Wow! It's been a month since I updated. Taking the time off and then rereading my old posts really made me value journaling/blogging as a tool. The motivation, hope and progress apparent in my posts is wonderful. They were a great reminder of my journey, and that I am making a difference even when I don't see it.
Some quick updates:
1. 5k in 41 minutes (treadmill with some holding on, but still I did it.) I am getting closer to my goal. It now feels real to me. I am still at the beginning stages, and have a long way to go, but it is in my sight.
2. I have been sticking to my exercise goal in general.
3. I am down to 175 pounds. I have had three straight weeks of weight loss.
4. We paid off the Honda. One 2007 financial goal accomplished!!!!!!
5. I have been purging pretty regularly. I have gotten rid of over 300 things this month alone.
Other reflections:
Today I made a conscious choice to eat breakfast at home and pack a lunch for work from home. I even brought tea from home. I am proud not because I did it, but because I resisted the alternative.
I have started an eating reduction plan that has worked for me in the past. Basically I am not eating anything after dinner. I can eat dessert immediately after dinner if I am not full, but then NOTHING. No tea with honey/sugar, no hot chocolate, nothing with calories. When I did it before I lost 5 pounds pretty easily. It's not surprising, really, because each nightly snack is approx. 300 calories, which is almost 3 pounds a month. So, subtracting that from my daily intake as well as the extra calories burned through exercise will be beneficial to achieving my goal faster.
I am giving myself permission to take a school break this spring/summer. I am losing motivation, and my output is not up to the level I expect for myself, so I am going to stop and regroup. I will have time before summer vacation to get myself and our house in order. I will be able to relax and enjoy my family without worrying about school or doing school work. I enjoy the school work I do, and I want to become a librarian which is why I am breaking now instead of later. I don't want to just plow through and not enjoy it or get the most out of it. I would rather slow down and enjoy the journey. I think my GPA will appreciate it as well.
The sun that has accompanied March has been so wonderful for my soul. My body has not taken full advantage of it yet, but I feel so much better waking up to sunshine, watching my cat sleep in the sun-filled living room, knowing that our evening activities will not end in darkness.

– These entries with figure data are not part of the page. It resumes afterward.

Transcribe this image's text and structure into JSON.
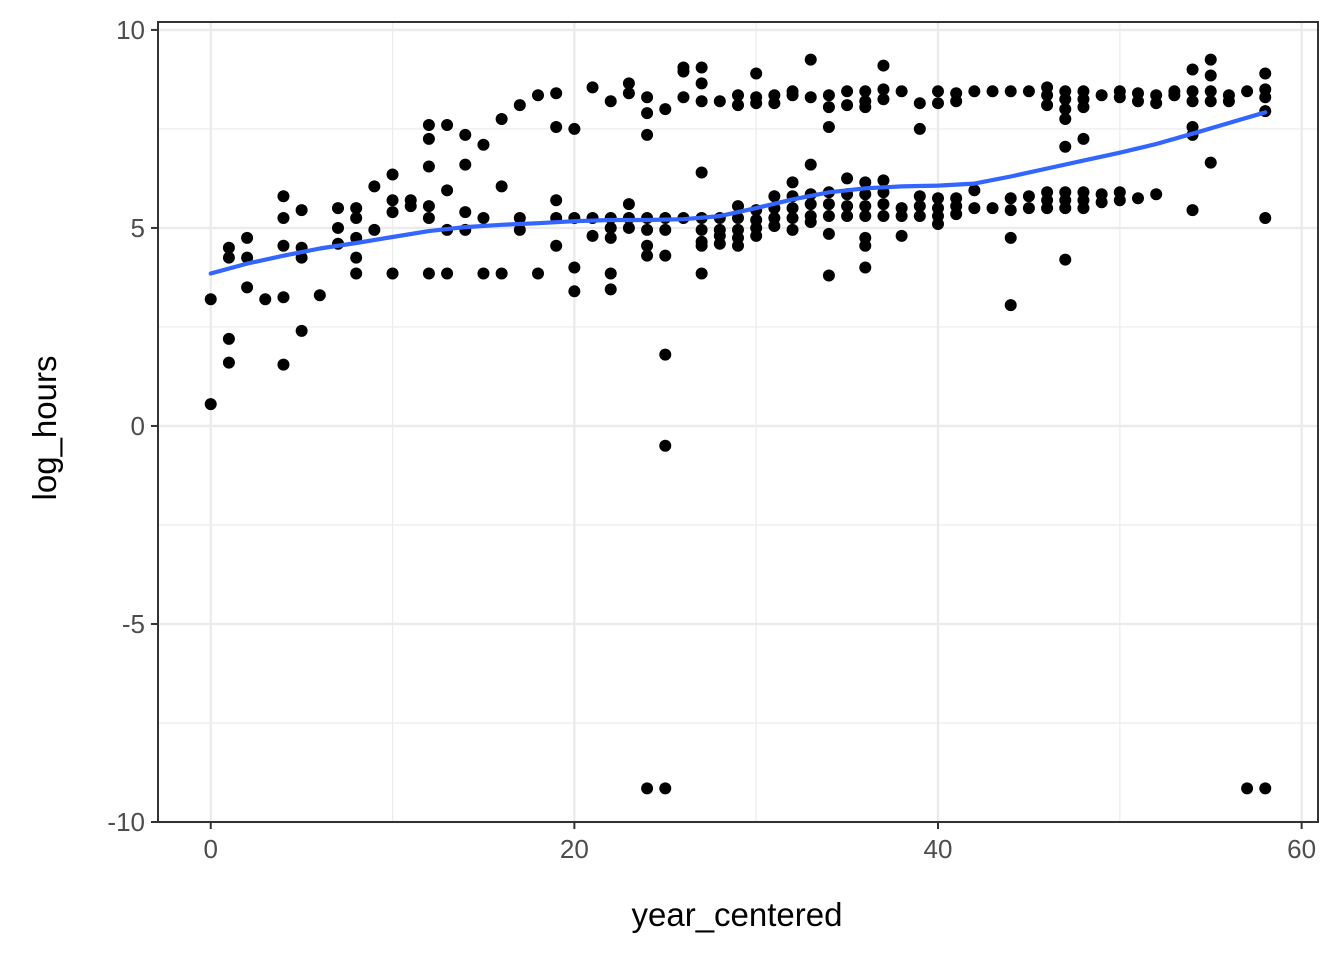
{
  "chart_data": {
    "type": "scatter",
    "title": "",
    "xlabel": "year_centered",
    "ylabel": "log_hours",
    "xlim": [
      -2.9,
      60.9
    ],
    "ylim": [
      -10.0,
      10.2
    ],
    "x_ticks": [
      0,
      20,
      40,
      60
    ],
    "y_ticks": [
      -10,
      -5,
      0,
      5,
      10
    ],
    "x_tick_labels": [
      "0",
      "20",
      "40",
      "60"
    ],
    "y_tick_labels": [
      "-10",
      "-5",
      "0",
      "5",
      "10"
    ],
    "grid": true,
    "legend": "none",
    "colors": {
      "points": "#000000",
      "smooth": "#3366ff",
      "grid": "#ebebeb",
      "panel_border": "#333333"
    },
    "series": [
      {
        "type": "scatter",
        "points": [
          [
            0,
            3.2
          ],
          [
            0,
            0.55
          ],
          [
            1,
            4.5
          ],
          [
            1,
            4.25
          ],
          [
            1,
            2.2
          ],
          [
            1,
            1.6
          ],
          [
            2,
            4.75
          ],
          [
            2,
            4.25
          ],
          [
            2,
            3.5
          ],
          [
            3,
            3.2
          ],
          [
            4,
            5.8
          ],
          [
            4,
            5.25
          ],
          [
            4,
            4.55
          ],
          [
            4,
            3.25
          ],
          [
            4,
            1.55
          ],
          [
            5,
            5.45
          ],
          [
            5,
            4.5
          ],
          [
            5,
            4.25
          ],
          [
            5,
            2.4
          ],
          [
            6,
            3.3
          ],
          [
            7,
            5.5
          ],
          [
            7,
            5.0
          ],
          [
            7,
            4.6
          ],
          [
            8,
            5.5
          ],
          [
            8,
            5.25
          ],
          [
            8,
            4.75
          ],
          [
            8,
            4.25
          ],
          [
            8,
            3.85
          ],
          [
            9,
            6.05
          ],
          [
            9,
            4.95
          ],
          [
            10,
            6.35
          ],
          [
            10,
            5.7
          ],
          [
            10,
            5.4
          ],
          [
            10,
            3.85
          ],
          [
            11,
            5.7
          ],
          [
            11,
            5.55
          ],
          [
            12,
            7.6
          ],
          [
            12,
            7.25
          ],
          [
            12,
            6.55
          ],
          [
            12,
            5.55
          ],
          [
            12,
            5.25
          ],
          [
            12,
            3.85
          ],
          [
            13,
            7.6
          ],
          [
            13,
            5.95
          ],
          [
            13,
            4.95
          ],
          [
            13,
            3.85
          ],
          [
            14,
            7.35
          ],
          [
            14,
            6.6
          ],
          [
            14,
            5.4
          ],
          [
            14,
            4.95
          ],
          [
            15,
            7.1
          ],
          [
            15,
            5.25
          ],
          [
            15,
            3.85
          ],
          [
            16,
            7.75
          ],
          [
            16,
            6.05
          ],
          [
            16,
            3.85
          ],
          [
            17,
            8.1
          ],
          [
            17,
            5.25
          ],
          [
            17,
            4.95
          ],
          [
            18,
            8.35
          ],
          [
            18,
            3.85
          ],
          [
            19,
            8.4
          ],
          [
            19,
            7.55
          ],
          [
            19,
            5.7
          ],
          [
            19,
            5.25
          ],
          [
            19,
            4.55
          ],
          [
            20,
            7.5
          ],
          [
            20,
            5.25
          ],
          [
            20,
            4.0
          ],
          [
            20,
            3.4
          ],
          [
            21,
            8.55
          ],
          [
            21,
            5.25
          ],
          [
            21,
            4.8
          ],
          [
            22,
            8.2
          ],
          [
            22,
            5.25
          ],
          [
            22,
            5.0
          ],
          [
            22,
            4.75
          ],
          [
            22,
            3.85
          ],
          [
            22,
            3.45
          ],
          [
            23,
            8.65
          ],
          [
            23,
            8.4
          ],
          [
            23,
            5.6
          ],
          [
            23,
            5.25
          ],
          [
            23,
            5.0
          ],
          [
            24,
            8.3
          ],
          [
            24,
            7.9
          ],
          [
            24,
            7.35
          ],
          [
            24,
            5.25
          ],
          [
            24,
            4.95
          ],
          [
            24,
            4.55
          ],
          [
            24,
            4.3
          ],
          [
            24,
            -9.15
          ],
          [
            25,
            8.0
          ],
          [
            25,
            5.25
          ],
          [
            25,
            4.95
          ],
          [
            25,
            4.3
          ],
          [
            25,
            1.8
          ],
          [
            25,
            -0.5
          ],
          [
            25,
            -9.15
          ],
          [
            26,
            9.05
          ],
          [
            26,
            8.95
          ],
          [
            26,
            8.3
          ],
          [
            26,
            5.25
          ],
          [
            27,
            9.05
          ],
          [
            27,
            8.65
          ],
          [
            27,
            8.2
          ],
          [
            27,
            6.4
          ],
          [
            27,
            5.25
          ],
          [
            27,
            4.95
          ],
          [
            27,
            4.65
          ],
          [
            27,
            4.55
          ],
          [
            27,
            3.85
          ],
          [
            28,
            8.2
          ],
          [
            28,
            5.25
          ],
          [
            28,
            4.95
          ],
          [
            28,
            4.8
          ],
          [
            28,
            4.6
          ],
          [
            29,
            8.35
          ],
          [
            29,
            8.1
          ],
          [
            29,
            5.55
          ],
          [
            29,
            5.25
          ],
          [
            29,
            4.95
          ],
          [
            29,
            4.75
          ],
          [
            29,
            4.55
          ],
          [
            30,
            8.9
          ],
          [
            30,
            8.3
          ],
          [
            30,
            8.15
          ],
          [
            30,
            5.45
          ],
          [
            30,
            5.2
          ],
          [
            30,
            5.0
          ],
          [
            30,
            4.8
          ],
          [
            31,
            8.35
          ],
          [
            31,
            8.15
          ],
          [
            31,
            5.8
          ],
          [
            31,
            5.5
          ],
          [
            31,
            5.25
          ],
          [
            31,
            5.05
          ],
          [
            32,
            8.45
          ],
          [
            32,
            8.35
          ],
          [
            32,
            6.15
          ],
          [
            32,
            5.8
          ],
          [
            32,
            5.5
          ],
          [
            32,
            5.25
          ],
          [
            32,
            4.95
          ],
          [
            33,
            9.25
          ],
          [
            33,
            8.3
          ],
          [
            33,
            6.6
          ],
          [
            33,
            5.85
          ],
          [
            33,
            5.6
          ],
          [
            33,
            5.3
          ],
          [
            33,
            5.15
          ],
          [
            34,
            8.35
          ],
          [
            34,
            8.05
          ],
          [
            34,
            7.55
          ],
          [
            34,
            5.9
          ],
          [
            34,
            5.6
          ],
          [
            34,
            5.3
          ],
          [
            34,
            4.85
          ],
          [
            34,
            3.8
          ],
          [
            35,
            8.45
          ],
          [
            35,
            8.1
          ],
          [
            35,
            6.25
          ],
          [
            35,
            5.85
          ],
          [
            35,
            5.55
          ],
          [
            35,
            5.3
          ],
          [
            36,
            8.45
          ],
          [
            36,
            8.2
          ],
          [
            36,
            8.05
          ],
          [
            36,
            6.15
          ],
          [
            36,
            5.85
          ],
          [
            36,
            5.55
          ],
          [
            36,
            5.3
          ],
          [
            36,
            4.75
          ],
          [
            36,
            4.55
          ],
          [
            36,
            4.0
          ],
          [
            37,
            9.1
          ],
          [
            37,
            8.5
          ],
          [
            37,
            8.25
          ],
          [
            37,
            6.2
          ],
          [
            37,
            5.9
          ],
          [
            37,
            5.6
          ],
          [
            37,
            5.3
          ],
          [
            38,
            8.45
          ],
          [
            38,
            5.5
          ],
          [
            38,
            5.3
          ],
          [
            38,
            4.8
          ],
          [
            39,
            8.15
          ],
          [
            39,
            7.5
          ],
          [
            39,
            5.8
          ],
          [
            39,
            5.55
          ],
          [
            39,
            5.3
          ],
          [
            40,
            8.45
          ],
          [
            40,
            8.15
          ],
          [
            40,
            5.75
          ],
          [
            40,
            5.5
          ],
          [
            40,
            5.3
          ],
          [
            40,
            5.1
          ],
          [
            41,
            8.4
          ],
          [
            41,
            8.2
          ],
          [
            41,
            5.75
          ],
          [
            41,
            5.55
          ],
          [
            41,
            5.35
          ],
          [
            42,
            8.45
          ],
          [
            42,
            5.95
          ],
          [
            42,
            5.5
          ],
          [
            43,
            8.45
          ],
          [
            43,
            5.5
          ],
          [
            44,
            8.45
          ],
          [
            44,
            5.75
          ],
          [
            44,
            5.45
          ],
          [
            44,
            4.75
          ],
          [
            44,
            3.05
          ],
          [
            45,
            8.45
          ],
          [
            45,
            5.8
          ],
          [
            45,
            5.5
          ],
          [
            46,
            8.55
          ],
          [
            46,
            8.35
          ],
          [
            46,
            8.1
          ],
          [
            46,
            5.9
          ],
          [
            46,
            5.7
          ],
          [
            46,
            5.5
          ],
          [
            47,
            8.45
          ],
          [
            47,
            8.25
          ],
          [
            47,
            8.0
          ],
          [
            47,
            7.75
          ],
          [
            47,
            7.05
          ],
          [
            47,
            5.9
          ],
          [
            47,
            5.7
          ],
          [
            47,
            5.5
          ],
          [
            47,
            4.2
          ],
          [
            48,
            8.45
          ],
          [
            48,
            8.25
          ],
          [
            48,
            8.05
          ],
          [
            48,
            7.25
          ],
          [
            48,
            5.9
          ],
          [
            48,
            5.7
          ],
          [
            48,
            5.5
          ],
          [
            49,
            8.35
          ],
          [
            49,
            5.85
          ],
          [
            49,
            5.65
          ],
          [
            50,
            8.45
          ],
          [
            50,
            8.3
          ],
          [
            50,
            5.9
          ],
          [
            50,
            5.7
          ],
          [
            51,
            8.4
          ],
          [
            51,
            8.2
          ],
          [
            51,
            5.75
          ],
          [
            52,
            8.35
          ],
          [
            52,
            8.15
          ],
          [
            52,
            5.85
          ],
          [
            53,
            8.45
          ],
          [
            53,
            8.35
          ],
          [
            54,
            9.0
          ],
          [
            54,
            8.45
          ],
          [
            54,
            8.2
          ],
          [
            54,
            7.55
          ],
          [
            54,
            7.35
          ],
          [
            54,
            5.45
          ],
          [
            55,
            9.25
          ],
          [
            55,
            8.85
          ],
          [
            55,
            8.45
          ],
          [
            55,
            8.2
          ],
          [
            55,
            6.65
          ],
          [
            56,
            8.35
          ],
          [
            56,
            8.2
          ],
          [
            57,
            8.45
          ],
          [
            57,
            -9.15
          ],
          [
            58,
            8.9
          ],
          [
            58,
            8.5
          ],
          [
            58,
            8.3
          ],
          [
            58,
            7.95
          ],
          [
            58,
            5.25
          ],
          [
            58,
            -9.15
          ]
        ]
      },
      {
        "type": "smooth",
        "x": [
          0,
          2,
          4,
          6,
          8,
          10,
          12,
          14,
          16,
          18,
          20,
          22,
          24,
          26,
          28,
          30,
          32,
          34,
          36,
          38,
          40,
          42,
          44,
          46,
          48,
          50,
          52,
          54,
          56,
          58
        ],
        "y": [
          3.85,
          4.1,
          4.3,
          4.48,
          4.62,
          4.77,
          4.92,
          5.02,
          5.08,
          5.12,
          5.17,
          5.2,
          5.2,
          5.22,
          5.3,
          5.5,
          5.72,
          5.9,
          6.0,
          6.05,
          6.07,
          6.12,
          6.3,
          6.5,
          6.7,
          6.9,
          7.12,
          7.38,
          7.65,
          7.92
        ]
      }
    ]
  }
}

The beginning of new life, the renewal of the earth, is such a powerful time of year. I am feeling it myself. The hard work I have done over the winter, working out, cleaning/purging, is finally bearing fruit. I am seeing small results, just like the tiny buds beginning to appear. With careful attention and proper care, they will continue to grow and blossom. Just like my house and body will continue to come into their own and blossom like the true precious flowers/trees/vegetables/fruits/grasses they are!!